Comparisons among different epigenetic modifications
Epigenetic modifications play a critical role in cell differentiation
process. Different epigenetic modifications may collaborate with each
other to execute specific functions. We investigated the relations
among different types of epigenetic marks. Based on the identified
HDMSs of each epigenetic mark, the common HDMSs between different
epigenetic modifications were obtained in the whole genome. Further, we
estimated the correlations between the dynamics scores of these
epigenetic modifications.
Correlation analysis between the dynamics of epigenetic mark and gene
expression
First, we evaluated the dynamic scores of gene expression along the
genome in each cell type group, which was calculated as the variance
divided by the mean of gene expression. Then, we evaluated the
correlation coefficients between the dynamic scores of epigenetic
modifications and gene expression levels. For those identified HDMSs, a
higher correlation coefficient indicates that gene expression is more
easily regulated by the specific epigenetic modification.

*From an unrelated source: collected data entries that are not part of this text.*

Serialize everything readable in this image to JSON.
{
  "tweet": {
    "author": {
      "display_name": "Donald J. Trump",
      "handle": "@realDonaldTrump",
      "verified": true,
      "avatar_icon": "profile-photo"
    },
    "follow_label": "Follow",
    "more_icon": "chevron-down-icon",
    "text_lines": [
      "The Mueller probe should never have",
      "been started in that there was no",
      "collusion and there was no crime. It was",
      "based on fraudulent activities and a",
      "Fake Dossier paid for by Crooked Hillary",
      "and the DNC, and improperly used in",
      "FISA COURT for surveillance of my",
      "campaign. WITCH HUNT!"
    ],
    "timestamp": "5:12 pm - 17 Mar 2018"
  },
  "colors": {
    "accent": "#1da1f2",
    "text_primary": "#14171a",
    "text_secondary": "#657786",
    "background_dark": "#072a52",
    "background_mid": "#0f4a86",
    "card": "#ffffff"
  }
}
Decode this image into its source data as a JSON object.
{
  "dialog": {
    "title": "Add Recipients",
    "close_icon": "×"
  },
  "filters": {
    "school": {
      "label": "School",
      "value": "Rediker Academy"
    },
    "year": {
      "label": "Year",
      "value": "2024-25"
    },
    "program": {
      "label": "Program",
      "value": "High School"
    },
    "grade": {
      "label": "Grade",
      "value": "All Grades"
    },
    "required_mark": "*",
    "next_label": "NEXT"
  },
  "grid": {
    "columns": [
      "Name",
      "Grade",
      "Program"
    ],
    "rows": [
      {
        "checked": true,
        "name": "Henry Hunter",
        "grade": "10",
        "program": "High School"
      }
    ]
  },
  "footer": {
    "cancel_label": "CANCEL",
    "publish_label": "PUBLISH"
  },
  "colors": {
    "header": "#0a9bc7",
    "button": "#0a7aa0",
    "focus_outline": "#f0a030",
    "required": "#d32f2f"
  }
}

Comparison among DiffEM, QDMR and IOD
As there exists no gold standard to benchmark highly dynamic
modification sites, we adopted an indirect validation strategy. As
previous studies [[63]26], the validation was based on the correlations
between the dynamics of epigenetic modifications and gene expression
levels. To evaluate the performance in identifying HDMSs, we compared
DiffEM with existing methods, QDMR and IOD. Unlike the methods
restricted to the differential analysis between two cell types, the
above three methods are capable of analyzing three or more cell types.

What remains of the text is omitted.